The statement said it might be possible to expand existing monetary unions in a limited way to provide strong incentives for current members to carefully consider the policies of prospective members. Given the general absence of stable macroeconomic policies and fiscal restraint, it is crucial to use the goal of monetary union to promote stronger governance and more restraint.
It said the development of ECOWAS’s regional integration had increased demand for a single currency and the level of regional integration had sparked a flood of opposing opinions regarding its impact and the exchange rate system on trade.
“On the one hand, WAMZ countries desire its adoption with a flexible exchange rate, whereas WAEMU nations desire its adoption with a fixed exchange rate linked to the euro. This divergence of views is the central point of our problem, particularly given that the Ghana International Trade and Finance Conference is aware of how adopting it will affect international trade. At least three important requirements must be met for the Eco (i.e. the Single Currency) to be successfully implemented”.
To achieve it said political commitment at the highest levels was essential. “In order to advance the goal of a single currency within a realistic time frame, it is necessary to establish strong political will that would motivate concrete reforms and policy frameworks.
It also called on West African economies to widen their focus to include regional industrial policy in addition to simply satisfying the convergence criteria.
“This is required to increase industrial production, which would serve as the foundation for intra-regional commerce, and lessen reliance on commodities windfalls that could cause ad hoc shocks to their economies.
“However, achieving this goal would necessitate close cooperation in the sub-industrial region’s strategy development as well as in the implementation of structural reforms that foster enabling environments, such as building cross-country infrastructure, modernizing institutions, removing non-tariff barriers, and establishing sound policy frameworks.

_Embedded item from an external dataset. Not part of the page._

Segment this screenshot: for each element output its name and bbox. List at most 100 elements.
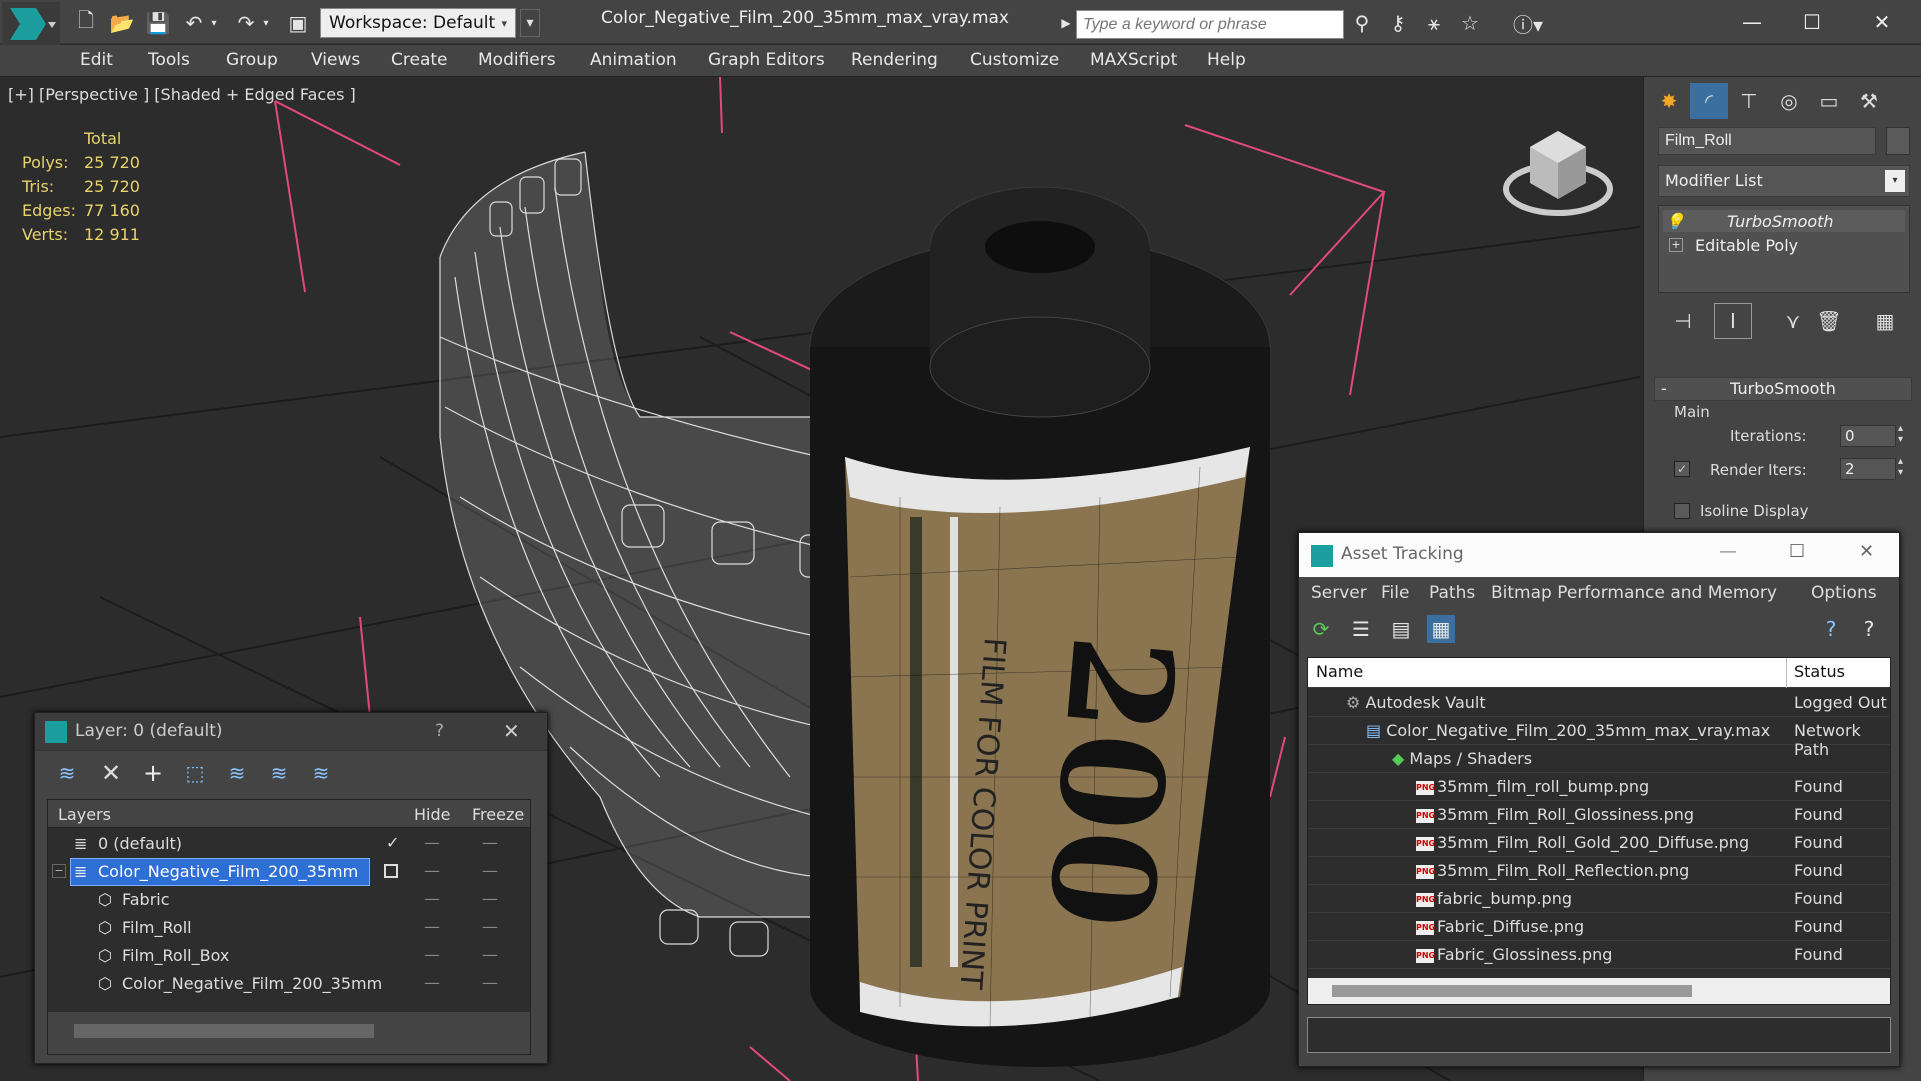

It also called for a robust political union that would place pan-Africanism at the forefront of the agenda to complement the monetary union, meaning the union should not be politically dominated by nations with larger economies, particularly Nigeria; rather, each nation should have a voice that is heard equally and work actively to advance the bloc.
“Moreover, it should have a strong system of fiscal insurance, wherein underperforming nations receive financial assistance from performing nations. A more powerful bloc with widespread backing would result from this.